When is a law considered "signed"?

OK, so the Fiscal Cliff legislation has passed Congress the day before Congress adjourns. For those of you who slept through social studies, remember that if a law hasn’t been signed before Congress adjourns, then it dies as a “pocket veto.”

Let’s consider a scenario:

President Obama signs the legislation aboard Air Force One, while flying back to Hawaii to finish his vacation. However, before the plane reaches Hawaii, a catastrophic malfunction causes Air Force One to spiral into the Pacific, instantly killing everyone aboard.

Legally, has the legislation been signed into law, or not? The copy the president signed has been obliterated, along with anyone who can testify that the signing ocurred. Do they have to rush a new copy to Joe Biden and have him sign it the moment he takes the oath of office?

Legally, it’s law as soon as it is physically signed.

But if nobody knows it’s been signed, then it’s kind of a moot point. So Congress could reconvene and send the legislation again to President Biden. It doesn’t hurt anything if the same legislation is signed twice.

Nitpick, isn’t there a time limit on a pocket veto? That if Congress is still in session when the bill hasn’t been signed for X days, then it becomes law anyway?

(I always liked the pocket veto clause - it lets a Prez kill a law when Congress has the numbers to outvote a traditional veto!)

From a policy standpoint, it’s law once the POTUS tells the affected departments to start doing things in accordance with it (by memo or whatever). That’s why it doesn’t matter when the FC bill is signed; he’s already told the affected departments to treat it as law.

It’s 10 days, not including Sundays. I chose the Fiscal cliff legislation because: (A) it’s really important, and (B) it’s pocket-veto-able.

Cite, please? What you say here does not appear to conform at all to the presentment clause.

ETA: Or any other part of Art I Sec 7.

FWIW, I found a case where the Supreme Court found that acts are effective upon the day they are signed. This case based its conclusions on an earlier case in which a proclamation was made on one day, and published several days later, but the Supreme Court found that the proclamation was effective when signed, not when it was registered. I suppose one could infer that as long as the President signs the act, it becomes effective for that day, and simply because an original signed bill is not deposited for codification in the US Code or whatever, would not constitutionally invalidate the signature.

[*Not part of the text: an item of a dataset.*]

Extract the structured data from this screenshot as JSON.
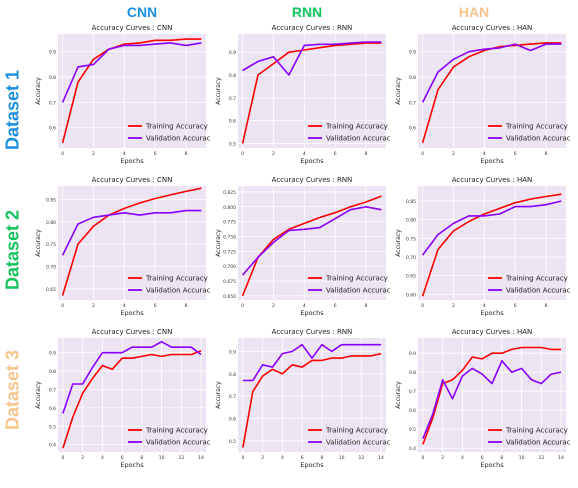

Doesn’t matter assuming he does sign it within 10 days, I mean.

I’m still not following. You said that it doesn’t matter when the fiscal cliff bill is signed as long as he orders departments to comply with the law. The president can’t order departments to do things (like change tax rates) if the law doesn’t authorize him to give those orders, and departments can’t treat a bill like its law until it is signed.

In the OP’s scenario, if Obama orders departments to comply with the fiscal cliff bill, and the bill and the President go down in Air Force One before the bill is signed, the order to comply with the bill is not legal. There’s no statutory authority for the departments to carry out those actions. Sure, Obama can tell the departments to get ready to carry it out, but until it is signed, the bill isn’t law, it isn’t effective law, it isn’t even sorta-like a law.

It’s a really interesting question and it kind of illustrates the difference between the law in theory and the law in fact. To make an analogy, a contract that is signed and then lost is still legally binding, but the fact that it’s technically legally binding is tough comfort to someone who is desperately trying to convince a skeptical judge and/or jury of the existence of the contract that somehow got dropped out in a field and was eaten by a horse (oops).

The President still has ten days to sign the bill even if Congress adjourns, the bill doesn’t die as soon as Congress adjourns. I don’t know if this is what you meant and just weren’t clear.

For many years (decades I’m pretty sure) Congress has designated an agent to receive veto messages when they adjourn so that pocket vetoes don’t happen. This is based on a 1938 Supreme Court decision though both Bushes and Clinton attempted pocket vetoes even though there was an agent.